Apple has officially revealed the M5 Pro and M5 Max chips, heading to the 14-inch and 16-inch MacBook Pro as the company’s most capable laptop silicon to date.

Confirmed specs and features across both chips:
- CPU with Apple’s fastest core architecture to date
- Next-generation GPU with a dedicated Neural Accelerator built into every core
- Up to 4x faster AI processing compared to the previous generation
- Thunderbolt 5 support for high-bandwidth professional peripherals and storage
- Liquid Retina XDR display support, including a new nano-texture glass option
- Up to 24 hours of battery life
- Apple N1 chip handling Wi-Fi 7 and Bluetooth 6.0 connectivity
The Neural Accelerator integration at the GPU core level is the most structurally notable change. Rather than centralising AI compute in a single block, distributing it across GPU cores allows parallel AI workloads to run alongside graphics tasks without contention.
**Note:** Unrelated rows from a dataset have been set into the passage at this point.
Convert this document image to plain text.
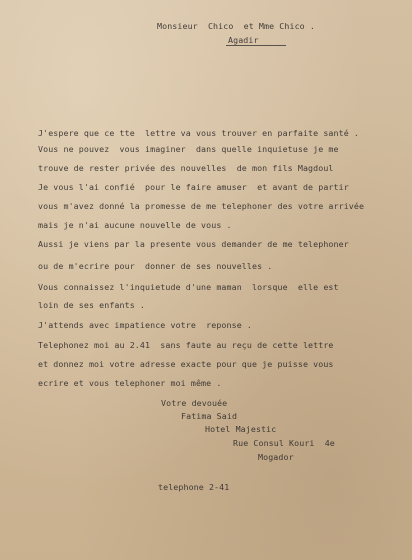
Monsieur  Chico  et Mme Chico .
Agadir
J'espere que ce tte  lettre va vous trouver en parfaite santé .
Vous ne pouvez  vous imaginer  dans quelle inquietuse je me
trouve de rester privée des nouvelles  de mon fils Magdoul
Je vous l'ai confié  pour le faire amuser  et avant de partir
vous m'avez donné la promesse de me telephoner des votre arrivée
mais je n'ai aucune nouvelle de vous .
Aussi je viens par la presente vous demander de me telephoner
ou de m'ecrire pour  donner de ses nouvelles .
Vous connaissez l'inquietude d'une maman  lorsque  elle est
loin de ses enfants .
J'attends avec impatience votre  reponse .
Telephonez moi au 2.41  sans faute au reçu de cette lettre
et donnez moi votre adresse exacte pour que je puisse vous
ecrire et vous telephoner moi même .
Votre devouée
Fatima Said
Hotel Majestic
Rue Consul Kouri  4e
Mogador
telephone 2-41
The Thunderbolt 5 addition also lifts the external bandwidth ceiling significantly over Thunderbolt 4 — relevant for anyone working with high-speed NVMe enclosures, multi-display setups, or 8K video pipelines directly from the MacBook Pro.
Both chips power the MacBook Pro models announced alongside them, with pre-orders open from March 4 and shipping from March 11.
The M5 Pro and M5 Max GPUs include a dedicated Neural Accelerator in every individual GPU core — a structural change from previous Apple silicon designs where AI compute was handled by a centralised Neural Engine. This allows AI workloads to run in parallel with graphics tasks rather than competing for the same processing resources.
Apple confirmed the M5 generation delivers up to 8x faster AI performance versus M1, and up to 4x faster compared to the immediately preceding M4 generation chips.
Thunderbolt 5 roughly doubles the bandwidth ceiling over Thunderbolt 4, enabling faster transfers to external NVMe drives, higher-resolution multi-display output, including 8K HDMI, and more headroom for pro audio and video peripherals connected to the MacBook Pro.
The N1 is a dedicated Apple-designed chip that handles wireless connectivity independently from the main processor. On M5 MacBook Pro models, it manages Wi-Fi 7 and Bluetooth 6.0, offloading those tasks from the M5 itself to preserve performance and efficiency headroom for compute workloads.